Word of the incident spread and neighbors and relatives began to gather at the family’s home in Kobar. Later the army notified the family that Saleh was suspected of carrying out the shooting attack near Ofra on Sunday of last week. They said he had been killed while trying to flee. Seven Israelis were wounded in that shooting attack, including a woman who was pregnant. Her premature baby was later delivered but died in the hospital.
At around 8:30 P.M., the army broke into the Barghouti home, separated the men from the women and held them in separate rooms for several hours. Explosions from stun grenades could be heard throughout the large village. After midnight, the soldiers arrested Omar Barghouti and his eldest son. A lawyer who visited the father and son informed her that they were taken to Jerusalem's Muskobia detention center for interrogation.

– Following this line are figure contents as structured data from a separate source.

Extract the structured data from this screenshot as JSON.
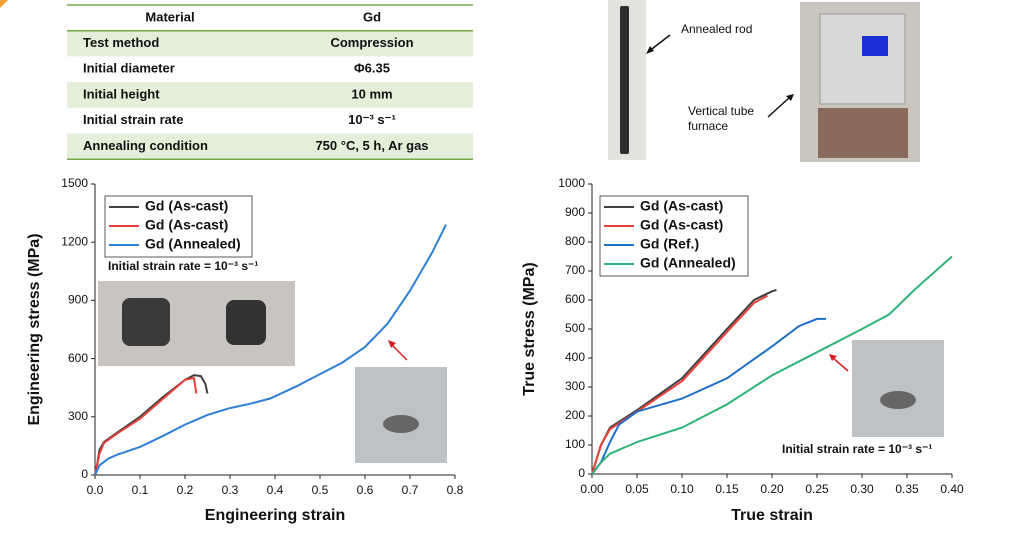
{
  "table": {
    "rows": [
      [
        "Material",
        "Gd"
      ],
      [
        "Test method",
        "Compression"
      ],
      [
        "Initial diameter",
        "Φ6.35"
      ],
      [
        "Initial height",
        "10 mm"
      ],
      [
        "Initial strain rate",
        "10⁻³ s⁻¹"
      ],
      [
        "Annealing condition",
        "750 °C, 5 h, Ar gas"
      ]
    ]
  },
  "photo_labels": {
    "rod": "Annealed rod",
    "furnace": "Vertical tube furnace"
  },
  "chart_data": [
    {
      "type": "line",
      "x_label": "Engineering strain",
      "y_label": "Engineering stress (MPa)",
      "annotation": "Initial strain rate = 10⁻³ s⁻¹",
      "legend": "upper left",
      "grid": false,
      "xlim": [
        0,
        0.8
      ],
      "xticks": [
        {
          "value": 0,
          "label": "0.0"
        },
        0.1,
        0.2,
        0.3,
        0.4,
        0.5,
        0.6,
        0.7,
        0.8
      ],
      "ylim": [
        0,
        1500
      ],
      "yticks": [
        0,
        300,
        600,
        900,
        1200,
        1500
      ],
      "series": [
        {
          "name": "Gd (As-cast)",
          "color": "#404040",
          "x": [
            0,
            0.005,
            0.01,
            0.02,
            0.05,
            0.1,
            0.15,
            0.2,
            0.22,
            0.235,
            0.245,
            0.25
          ],
          "values": [
            0,
            60,
            130,
            170,
            220,
            300,
            400,
            490,
            515,
            510,
            470,
            420
          ]
        },
        {
          "name": "Gd (As-cast)",
          "color": "#e8413c",
          "x": [
            0,
            0.01,
            0.02,
            0.05,
            0.1,
            0.15,
            0.2,
            0.22,
            0.225
          ],
          "values": [
            0,
            110,
            165,
            215,
            290,
            390,
            490,
            500,
            420
          ]
        },
        {
          "name": "Gd (Annealed)",
          "color": "#2e7fd6",
          "x": [
            0,
            0.01,
            0.03,
            0.05,
            0.1,
            0.15,
            0.2,
            0.25,
            0.3,
            0.35,
            0.39,
            0.45,
            0.5,
            0.55,
            0.6,
            0.65,
            0.7,
            0.75,
            0.78
          ],
          "values": [
            0,
            50,
            85,
            105,
            145,
            200,
            260,
            310,
            345,
            370,
            395,
            460,
            520,
            580,
            660,
            780,
            950,
            1150,
            1290
          ]
        }
      ]
    },
    {
      "type": "line",
      "x_label": "True strain",
      "y_label": "True stress (MPa)",
      "annotation": "Initial strain rate = 10⁻³ s⁻¹",
      "legend": "upper left",
      "grid": false,
      "xlim": [
        0,
        0.4
      ],
      "xticks": [
        {
          "value": 0,
          "label": "0.00"
        },
        0.05,
        {
          "value": 0.1,
          "label": "0.10"
        },
        0.15,
        {
          "value": 0.2,
          "label": "0.20"
        },
        0.25,
        {
          "value": 0.3,
          "label": "0.30"
        },
        0.35,
        {
          "value": 0.4,
          "label": "0.40"
        }
      ],
      "ylim": [
        0,
        1000
      ],
      "yticks": [
        0,
        100,
        200,
        300,
        400,
        500,
        600,
        700,
        800,
        900,
        1000
      ],
      "series": [
        {
          "name": "Gd (As-cast)",
          "color": "#404040",
          "x": [
            0,
            0.01,
            0.02,
            0.05,
            0.1,
            0.15,
            0.18,
            0.2,
            0.205
          ],
          "values": [
            0,
            100,
            160,
            220,
            330,
            500,
            600,
            630,
            635
          ]
        },
        {
          "name": "Gd (As-cast)",
          "color": "#e8413c",
          "x": [
            0,
            0.01,
            0.02,
            0.05,
            0.1,
            0.15,
            0.18,
            0.195
          ],
          "values": [
            0,
            100,
            155,
            215,
            320,
            490,
            590,
            615
          ]
        },
        {
          "name": "Gd (Ref.)",
          "color": "#1f6fc7",
          "x": [
            0,
            0.01,
            0.02,
            0.03,
            0.05,
            0.1,
            0.15,
            0.2,
            0.23,
            0.25,
            0.26
          ],
          "values": [
            0,
            40,
            110,
            170,
            215,
            260,
            330,
            440,
            510,
            535,
            535
          ]
        },
        {
          "name": "Gd (Annealed)",
          "color": "#2fb37a",
          "x": [
            0,
            0.01,
            0.02,
            0.05,
            0.1,
            0.15,
            0.2,
            0.25,
            0.3,
            0.33,
            0.36,
            0.4
          ],
          "values": [
            0,
            40,
            70,
            110,
            160,
            240,
            340,
            420,
            500,
            550,
            640,
            750
          ]
        }
      ]
    }
  ]
}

In anticipation of the demolition of their house in Kobar, the Barghouti family has emptied it of most of its contents, including door frames and light bulbs. Some furniture remained in the living room, including chairs on which dozens of women sat grieving on Friday.
“God, give us the patience to bear the pain,” one of the elderly women said. In addressing God, she added: "Revenge is up to you, not us." Life on earth is a laboratory, a younger woman remarked, meaning that Saleh Salah’s life in eternity in the next world is what is important. Allah wanted him, he was God’s favorite, said other women, their sobs and tears proving that the separation is difficult even if you believe in God’s will.
Referring to the Israelis, Suheir Barghouti said: "You’re the terrorists. That’s what I told Captain Diab who came with the soldiers,” Captain "Diab" being an officer from the Shin Bet security service. She is experienced with tthis kind of conversation with Shin Bet officers who have broken many times into her home to arrest or warn her husband in the past.
About a year and a half ago, after another such visit, Omar Barghouti told Haaretz: “I told the captain that I retain the right to hate the occupation and you, and to continue saying that I hate the occupation.”